The LG G2 has proven itself as a very capable shooter – both when it comes to taking photos and for taking video, for that matter. Its 13MP camera has built-in optical image stabilization, which, when combined with the snapper's 60fps recording capabilities, produces excellent video recordings. However, we have a feeling that the Samsung Galaxy S5 might be able to outpace its rival. The 16MP camera on the latter stands out with its super-fast auto-focus. In fact, Samsung claims that 0.3 seconds are enough for the S5's camera to focus on its object. Speaking of focusing, the camera app comes with a special mode allowing the photographer to add shallow depth of field effect to their photos. Simply put, the photographed object will be in focus while the background will be blurred when the feature is enabled. Moreover, the Samsung Galaxy S5 is capable of recording video in HDR, as well as video in stunning 4K resolution, while the G2 has neither of these tricks up its sleeve.

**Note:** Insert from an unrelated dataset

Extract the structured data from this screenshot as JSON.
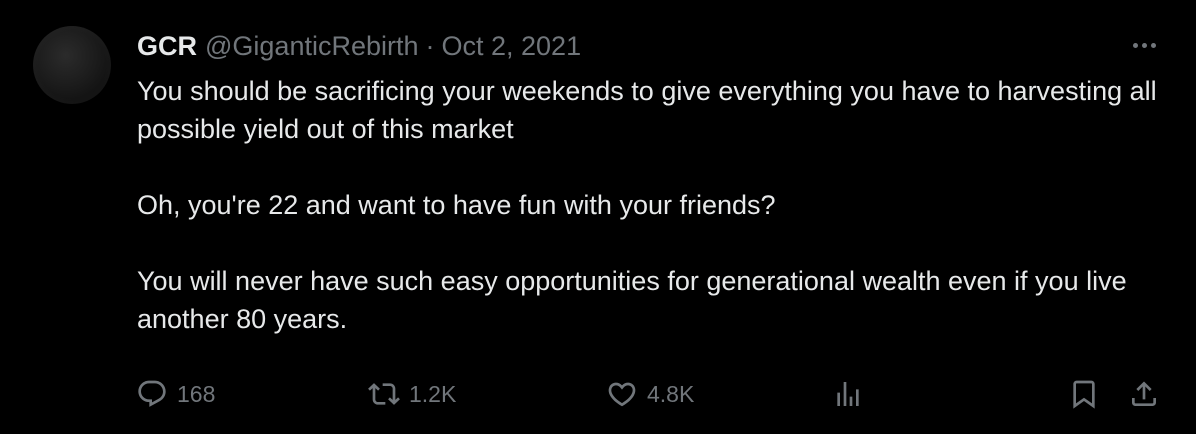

If we were in LG's shoes, we'd be at least a little bit worried about the upcoming launch of the Samsung Galaxy S5. Samsung's new flagship is outstanding in many ways, and as a whole, it could be seen as superior to the LG G2. We can't be 100% sure about that, of course, since we've not yet had the chance to test the Galaxy S5 thoroughly, but judging by what we've seen so far, we'd say that Samsung's new flagship is indeed the next big thing. The Samsung Galaxy S5, however, will not be launching anytime soon. This could give LG enough precious time to examine its competition and to come up with an adequate, equally impressive answer to Samsung's offering.